10 günde dünyanın en hızlı bütçesini hazırlayan ülke olduk bir anda. Zaten bütçe sarayda hazırlanıyordu. Emin olun bakanlar bile kendi bütçelerini bizle birlikte görüyor. Şimdi gördükleri bütçede nereye ne kadar harcanıyor onlar bile göremeyecek.

'YANDAŞLARIN ŞU KADAR BORCUNU SİLECEĞİZ DİYİN YETER'

Bizler bu milletin vekilleriyiz ama çok yakındır, bize de zaten tüm bilgilerin saklı olduğu bu bütçelere erişim yasağı koyacaklar. Sadece el kaldırıp el indirin yeter diyecekler!

Bu sen bütçe de çok net bir şeffaflık talebimiz var.

İktidarın yandaş şirketlerine o malum çetelere kaç ihale verilecek, kaç paralık vergi affı vereceksiniz bunu söyleyin yeter, zaten sizin bütçe dediğiniz şey neredeyse bundan ibaret.
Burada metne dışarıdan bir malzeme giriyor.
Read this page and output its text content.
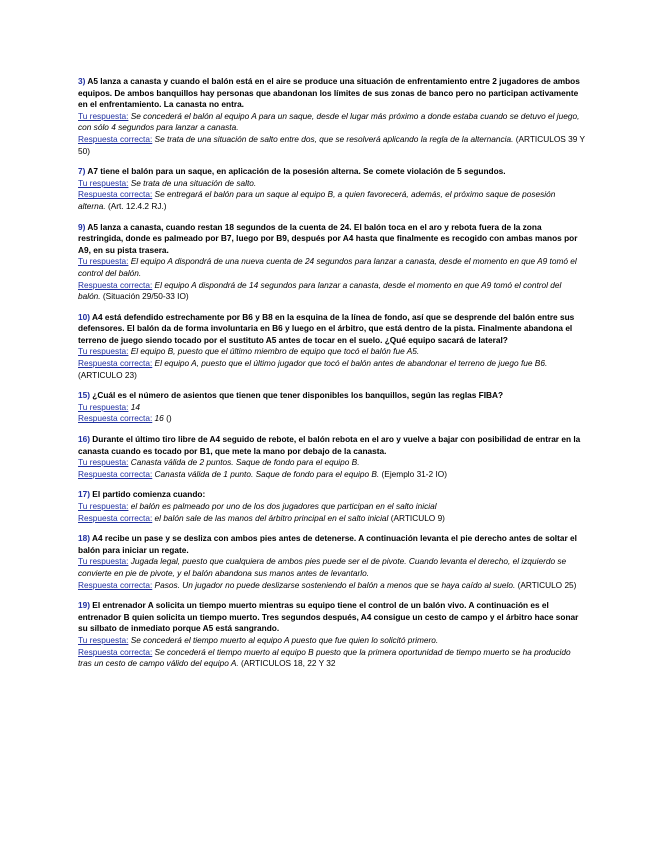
3) A5 lanza a canasta y cuando el balón está en el aire se produce una situación de enfrentamiento entre 2 jugadores de ambos equipos. De ambos banquillos hay personas que abandonan los límites de sus zonas de banco pero no participan activamente en el enfrentamiento. La canasta no entra.
Tu respuesta: Se concederá el balón al equipo A para un saque, desde el lugar más próximo a donde estaba cuando se detuvo el juego, con sólo 4 segundos para lanzar a canasta.
Respuesta correcta: Se trata de una situación de salto entre dos, que se resolverá aplicando la regla de la alternancia. (ARTICULOS 39 Y 50)
7) A7 tiene el balón para un saque, en aplicación de la posesión alterna. Se comete violación de 5 segundos.
Tu respuesta: Se trata de una situación de salto.
Respuesta correcta: Se entregará el balón para un saque al equipo B, a quien favorecerá, además, el próximo saque de posesión alterna. (Art. 12.4.2 RJ.)
9) A5 lanza a canasta, cuando restan 18 segundos de la cuenta de 24. El balón toca en el aro y rebota fuera de la zona restringida, donde es palmeado por B7, luego por B9, después por A4 hasta que finalmente es recogido con ambas manos por A9, en su pista trasera.
Tu respuesta: El equipo A dispondrá de una nueva cuenta de 24 segundos para lanzar a canasta, desde el momento en que A9 tomó el control del balón.
Respuesta correcta: El equipo A dispondrá de 14 segundos para lanzar a canasta, desde el momento en que A9 tomó el control del balón. (Situación 29/50-33 IO)
10) A4 está defendido estrechamente por B6 y B8 en la esquina de la línea de fondo, así que se desprende del balón entre sus defensores. El balón da de forma involuntaria en B6 y luego en el árbitro, que está dentro de la pista. Finalmente abandona el terreno de juego siendo tocado por el sustituto A5 antes de tocar en el suelo. ¿Qué equipo sacará de lateral?
Tu respuesta: El equipo B, puesto que el último miembro de equipo que tocó el balón fue A5.
Respuesta correcta: El equipo A, puesto que el último jugador que tocó el balón antes de abandonar el terreno de juego fue B6. (ARTICULO 23)
15) ¿Cuál es el número de asientos que tienen que tener disponibles los banquillos, según las reglas FIBA?
Tu respuesta: 14
Respuesta correcta: 16 ()
16) Durante el último tiro libre de A4 seguido de rebote, el balón rebota en el aro y vuelve a bajar con posibilidad de entrar en la canasta cuando es tocado por B1, que mete la mano por debajo de la canasta.
Tu respuesta: Canasta válida de 2 puntos. Saque de fondo para el equipo B.
Respuesta correcta: Canasta válida de 1 punto. Saque de fondo para el equipo B. (Ejemplo 31-2 IO)
17) El partido comienza cuando:
Tu respuesta: el balón es palmeado por uno de los dos jugadores que participan en el salto inicial
Respuesta correcta: el balón sale de las manos del árbitro principal en el salto inicial (ARTICULO 9)
18) A4 recibe un pase y se desliza con ambos pies antes de detenerse. A continuación levanta el pie derecho antes de soltar el balón para iniciar un regate.
Tu respuesta: Jugada legal, puesto que cualquiera de ambos pies puede ser el de pivote. Cuando levanta el derecho, el izquierdo se convierte en pie de pivote, y el balón abandona sus manos antes de levantarlo.
Respuesta correcta: Pasos. Un jugador no puede deslizarse sosteniendo el balón a menos que se haya caído al suelo. (ARTICULO 25)
19) El entrenador A solicita un tiempo muerto mientras su equipo tiene el control de un balón vivo. A continuación es el entrenador B quien solicita un tiempo muerto. Tres segundos después, A4 consigue un cesto de campo y el árbitro hace sonar su silbato de inmediato porque A5 está sangrando.
Tu respuesta: Se concederá el tiempo muerto al equipo A puesto que fue quien lo solicitó primero.
Respuesta correcta: Se concederá el tiempo muerto al equipo B puesto que la primera oportunidad de tiempo muerto se ha producido tras un cesto de campo válido del equipo A. (ARTICULOS 18, 22 Y 32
Bu sene Cengiz’e şu kadar, Kolin’e bu kadar, Kalyon’a şu kadar ihale ve vergi affı vereceğiz deseniz daha efektif olur.

Son Demiryolu ihalesine de davet yolu ile sadece bu firmalar çağırılmış. Kendi aralarında kararlaştırmışlardır artık.

'GÜNLÜK 39 LİRAYLA GEÇİNMEYE DEVAM'

Yatırımlara ayrılan bütçede rekor kırdık diyorlar. Yatırımlar dedikleri soygun ihaleleri. Peki emekçilere ne ayrılıyor o da son torba yasada var. 
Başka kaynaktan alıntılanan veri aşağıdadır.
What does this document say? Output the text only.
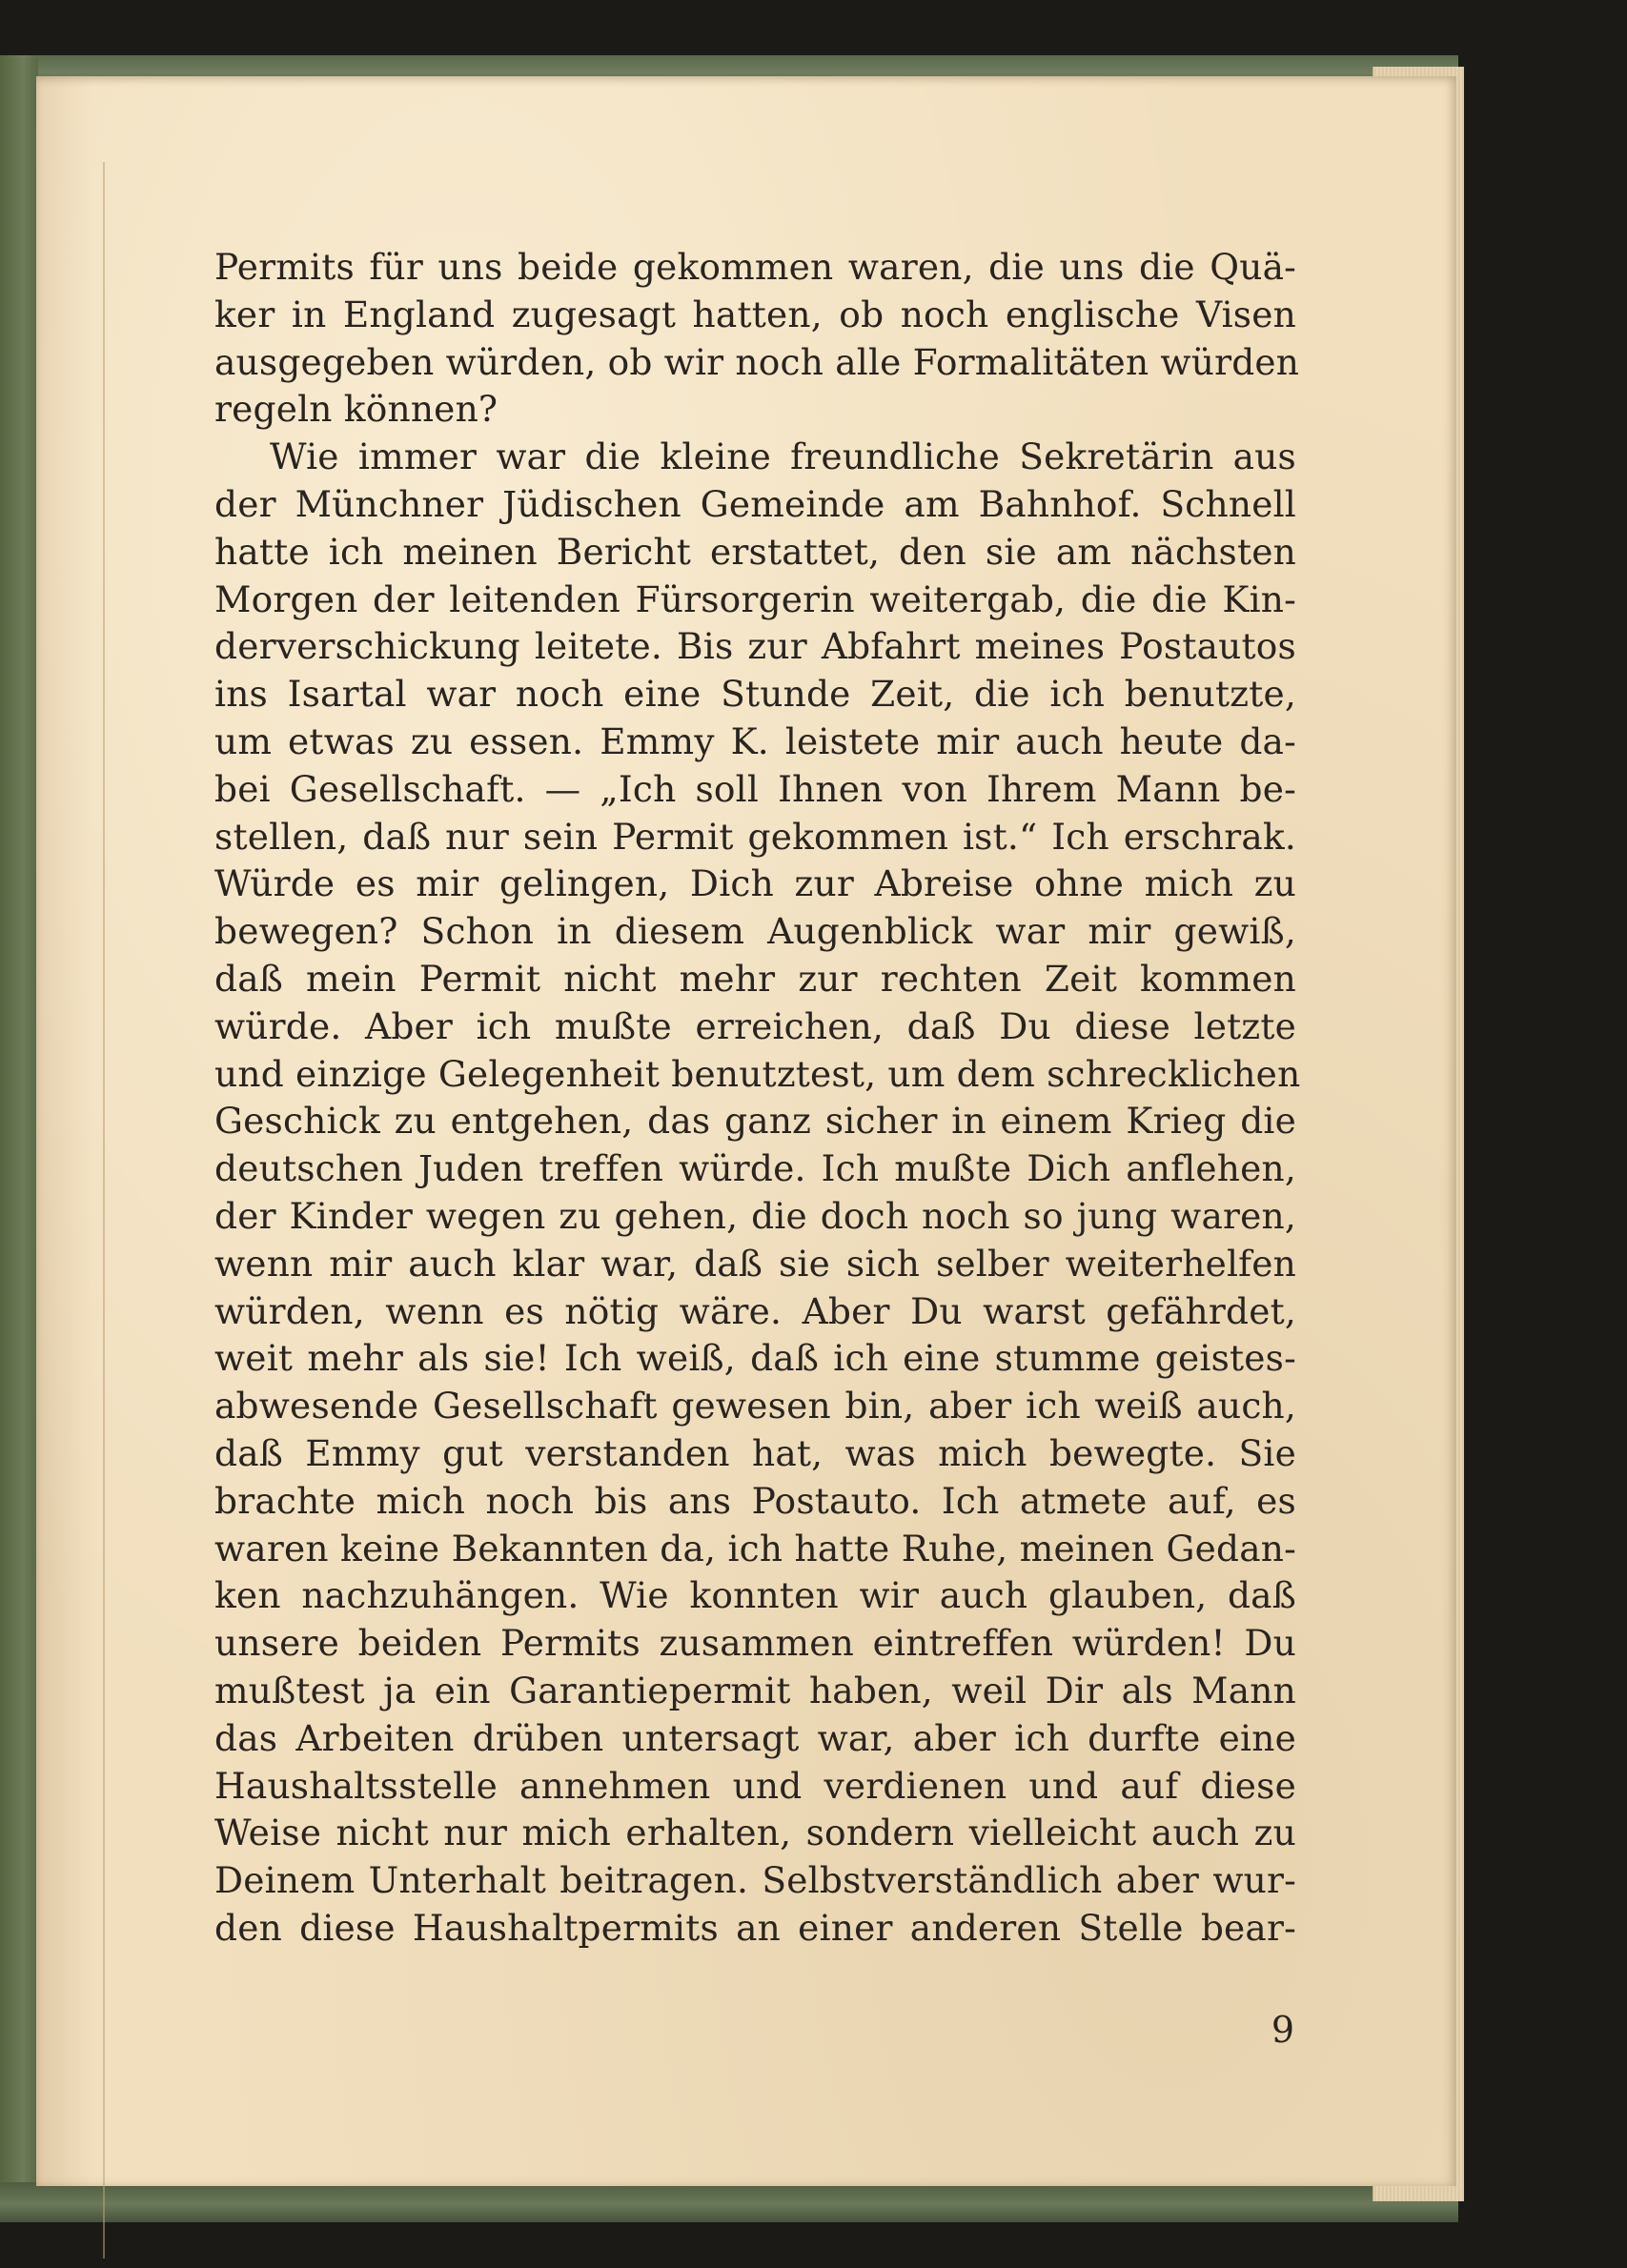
Permits für uns beide gekommen waren, die uns die Quä-
ker in England zugesagt hatten, ob noch englische Visen
ausgegeben würden, ob wir noch alle Formalitäten würden
regeln können?
Wie immer war die kleine freundliche Sekretärin aus
der Münchner Jüdischen Gemeinde am Bahnhof. Schnell
hatte ich meinen Bericht erstattet, den sie am nächsten
Morgen der leitenden Fürsorgerin weitergab, die die Kin-
derverschickung leitete. Bis zur Abfahrt meines Postautos
ins Isartal war noch eine Stunde Zeit, die ich benutzte,
um etwas zu essen. Emmy K. leistete mir auch heute da-
bei Gesellschaft. — „Ich soll Ihnen von Ihrem Mann be-
stellen, daß nur sein Permit gekommen ist.“ Ich erschrak.
Würde es mir gelingen, Dich zur Abreise ohne mich zu
bewegen? Schon in diesem Augenblick war mir gewiß,
daß mein Permit nicht mehr zur rechten Zeit kommen
würde. Aber ich mußte erreichen, daß Du diese letzte
und einzige Gelegenheit benutztest, um dem schrecklichen
Geschick zu entgehen, das ganz sicher in einem Krieg die
deutschen Juden treffen würde. Ich mußte Dich anflehen,
der Kinder wegen zu gehen, die doch noch so jung waren,
wenn mir auch klar war, daß sie sich selber weiterhelfen
würden, wenn es nötig wäre. Aber Du warst gefährdet,
weit mehr als sie! Ich weiß, daß ich eine stumme geistes-
abwesende Gesellschaft gewesen bin, aber ich weiß auch,
daß Emmy gut verstanden hat, was mich bewegte. Sie
brachte mich noch bis ans Postauto. Ich atmete auf, es
waren keine Bekannten da, ich hatte Ruhe, meinen Gedan-
ken nachzuhängen. Wie konnten wir auch glauben, daß
unsere beiden Permits zusammen eintreffen würden! Du
mußtest ja ein Garantiepermit haben, weil Dir als Mann
das Arbeiten drüben untersagt war, aber ich durfte eine
Haushaltsstelle annehmen und verdienen und auf diese
Weise nicht nur mich erhalten, sondern vielleicht auch zu
Deinem Unterhalt beitragen. Selbstverständlich aber wur-
den diese Haushaltpermits an einer anderen Stelle bear-
9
İşsizliğe devam günlük 39 lira geçinmeye devam.

İşçilerin maaşlarından kesilerek oluşturulan İşsizlik Fonu’nda yine işverenlere 10 türlü destek teşvik çıktı.

Daha önce de söylemiştim.

İşsizlik Fonu’nın adını patronlara teşvik fonu olarak değiştirin siz de rahatlayın biz de sizi eleştirmekten yorulmayalım. Ne için uygulanıyorsa adı o olsun. 
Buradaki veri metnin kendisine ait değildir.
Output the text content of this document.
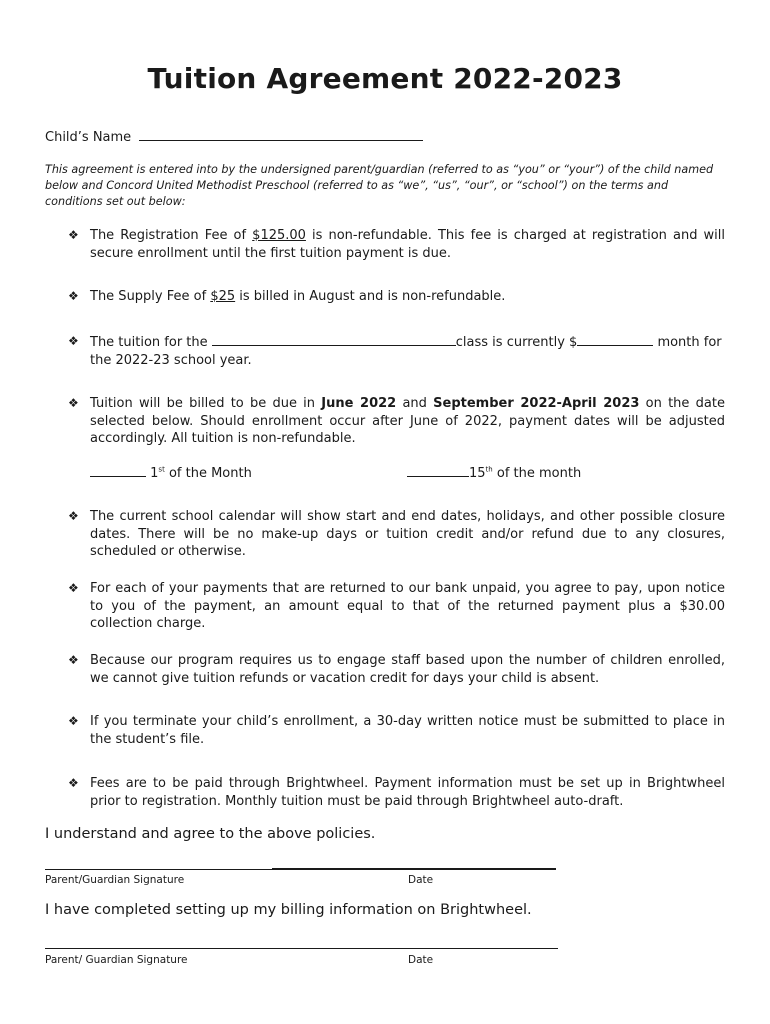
Tuition Agreement 2022-2023
Child’s Name

This agreement is entered into by the undersigned parent/guardian (referred to as “you” or “your”) of the child named below and Concord United Methodist Preschool (referred to as “we”, “us”, “our”, or “school”) on the terms and conditions set out below:

❖ The Registration Fee of $125.00 is non-refundable. This fee is charged at registration and will secure enrollment until the first tuition payment is due.
❖ The Supply Fee of $25 is billed in August and is non-refundable.
❖ The tuition for the	class is currently $	month for the 2022-23 school year.
❖ Tuition will be billed to be due in June 2022 and September 2022-April 2023 on the date selected below. Should enrollment occur after June of 2022, payment dates will be adjusted accordingly. All tuition is non-refundable.
1st of the Month	15th of the month
❖ The current school calendar will show start and end dates, holidays, and other possible closure dates. There will be no make-up days or tuition credit and/or refund due to any closures, scheduled or otherwise.
❖ For each of your payments that are returned to our bank unpaid, you agree to pay, upon notice to you of the payment, an amount equal to that of the returned payment plus a $30.00 collection charge.
❖ Because our program requires us to engage staff based upon the number of children enrolled, we cannot give tuition refunds or vacation credit for days your child is absent.
❖ If you terminate your child’s enrollment, a 30-day written notice must be submitted to place in the student’s file.
❖ Fees are to be paid through Brightwheel. Payment information must be set up in Brightwheel prior to registration. Monthly tuition must be paid through Brightwheel auto-draft.

I understand and agree to the above policies.

Parent/Guardian Signature	Date

I have completed setting up my billing information on Brightwheel.

Parent/ Guardian Signature	Date
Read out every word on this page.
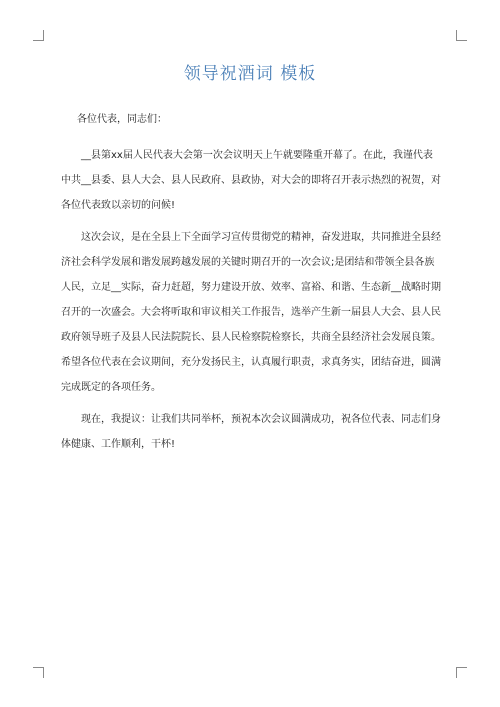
领导祝酒词 模板

各位代表，同志们：

__县第xx届人民代表大会第一次会议明天上午就要隆重开幕了。在此，我谨代表中共__县委、县人大会、县人民政府、县政协，对大会的即将召开表示热烈的祝贺，对各位代表致以亲切的问候!

这次会议，是在全县上下全面学习宣传贯彻党的精神，奋发进取，共同推进全县经济社会科学发展和谐发展跨越发展的关键时期召开的一次会议;是团结和带领全县各族人民，立足__实际，奋力赶超，努力建设开放、效率、富裕、和谐、生态新__战略时期召开的一次盛会。大会将听取和审议相关工作报告，选举产生新一届县人大会、县人民政府领导班子及县人民法院院长、县人民检察院检察长，共商全县经济社会发展良策。希望各位代表在会议期间，充分发扬民主，认真履行职责，求真务实，团结奋进，圆满完成既定的各项任务。

现在，我提议：让我们共同举杯，预祝本次会议圆满成功，祝各位代表、同志们身体健康、工作顺利，干杯!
'TORBA YASA GÜVENCESİZLİĞİ TEŞVİK EDİYOR'

Milyonlarca işsize destek yerine sürekli olarak patronlara prim desteği, kurumlar vergisi desteği. Peki hiç aklınıza geliyor mu? İşsizlik maaşını işçilerin aldığı süreyi uzatalım ya da asgari ücretin üzerindeki vergiyi kaldıralım insanlar biraz rahat etsin...

Daha da vahimi, bu torba yasa güvencesizliği teşvik ediyor. 25 yaş altı ve 50 yaş üstünü istihdam et tazminat vermeden işten atabilirsin diyor. 

Son 3 ayda attığın işçiyi geri alana 1 yıl sigorta primi ödeme diyor ya hani işten atmalar zaten yasaktı... İktidar da biliyor kimseyi denetlemeyeceğini, yüzbinlerce işçi son dönemde iktidarın patronlara verdiği istisnai madde olan 25/II maddesinden tazminatsız işten çıkarıldı. Bu madde yüzünden işten çıkartılanlar işsizlik maaşına da başvuramadı.